Ce 6 mai marque le premier anniversaire de l'entrée en fonction de Friedrich Merz en tant que chancelier fédéral. Contesté jusque dans son propre camp, le chrétien-démocrate de 70 ans n'est pas à la fête. Un an après son arrivée au pouvoir, l'Allemagne a pris des airs de village gaulois. Les explications entre les deux partis de la coalition ont dégénéré en altercation mi-avril, lorsque le chancelier a violemment pris à partie son vice-chancelier Lars Klingbeil à propos d'une taxe sur les hauts revenus.
Des partis affaiblis
Chacun des deux partis est affaibli : le SPD tombe à 13 % d'intentions de vote, tandis que la CDU, qui promettait de diviser le score de l'AfD par deux, se retrouve reléguée à cinq points derrière elle : 22 contre 27 selon l'institut Forsa. La cote du chancelier a dégringolé la semaine dernière : lanterne rouge du baromètre politique, au niveau d'Olaf Scholz en fin de mandat. Les citoyens espéraient un gouvernement en action ; ils assistent aux esclandres.
Des critiques internes
La biographe de « l'Inflexible » Merz, Jutta Falke-Ischinger, se dit « déçue » : « Il pose les bons diagnostics, mais ne parvient pas à les mettre en œuvre. Il faut maîtriser l'art de gouverner, convaincre par le dialogue.
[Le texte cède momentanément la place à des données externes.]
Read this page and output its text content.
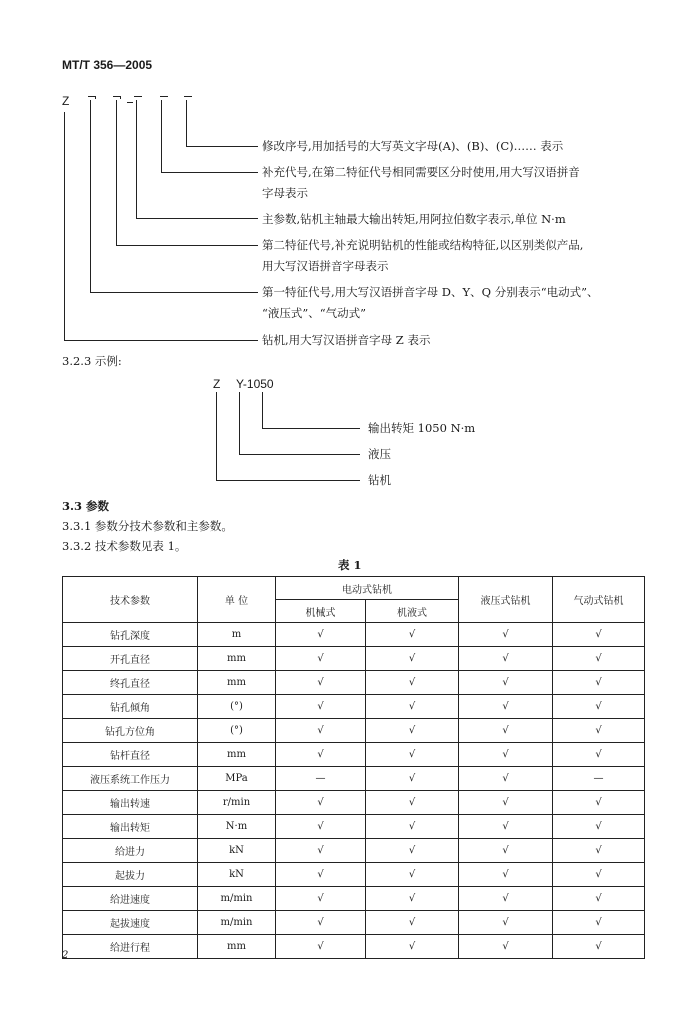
MT/T 356—2005
Z
修改序号,用加括号的大写英文字母(A)、(B)、(C)…… 表示
补充代号,在第二特征代号相同需要区分时使用,用大写汉语拼音
字母表示
主参数,钻机主轴最大输出转矩,用阿拉伯数字表示,单位 N·m
第二特征代号,补充说明钻机的性能或结构特征,以区别类似产品,
用大写汉语拼音字母表示
第一特征代号,用大写汉语拼音字母 D、Y、Q 分别表示“电动式”、
“液压式”、“气动式”
钻机,用大写汉语拼音字母 Z 表示
3.2.3 示例:
Z Y-1050
输出转矩 1050 N·m
液压
钻机
3.3 参数
3.3.1 参数分技术参数和主参数。
3.3.2 技术参数见表 1。
表 1
技术参数	单 位	电动式钻机		液压式钻机	气动式钻机
		机械式	机液式		
钻孔深度	m	√	√	√	√
开孔直径	mm	√	√	√	√
终孔直径	mm	√	√	√	√
钻孔倾角	(°)	√	√	√	√
钻孔方位角	(°)	√	√	√	√
钻杆直径	mm	√	√	√	√
液压系统工作压力	MPa	—	√	√	—
输出转速	r/min	√	√	√	√
输出转矩	N·m	√	√	√	√
给进力	kN	√	√	√	√
起拔力	kN	√	√	√	√
给进速度	m/min	√	√	√	√
起拔速度	m/min	√	√	√	√
给进行程	mm	√	√	√	√
2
Et là, il a clairement des difficultés. » Les flèches volent aussi depuis son propre camp : Merz y est décrit comme « sanguin et facilement influençable », et un député merkelien lâche que « maintenant qu'on le voit à l'œuvre, on comprend pourquoi il lui a fallu vingt-cinq ans pour conquérir le pouvoir ».
Impopularité massive
Les promesses de relance ont fait long feu, les plans sociaux tombent comme à Gravelotte et les emplois sont détruits par dizaines de milliers. Trois entreprises sur quatre ne font pas confiance au gouvernement pour stimuler la croissance. L'impopularité de Merz est massive chez les jeunes, irrités par le retour du service militaire, et avec une hausse des prix de 2,9 % en avril, le gouvernement peine à convaincre qu'il maîtrise la situation.
Réformes et tensions
Sa première grande réforme, celle de l'assurance-maladie, vient d'être adoptée, mais Falke-Ischinger prédit qu'elle sera « sabordée par les débats parlementaires ». Elle évoque une société « à cran » : « Dès qu'on mentionne le nom de Merz, les gens montent sur les barricades. » Surnommé la « Fauxpas-Maschine » par la presse, il promet dans un entretien au « Spiegel » – où il se lamente d'être le « chancelier le plus maltraité de l'histoire » – d'améliorer son langage.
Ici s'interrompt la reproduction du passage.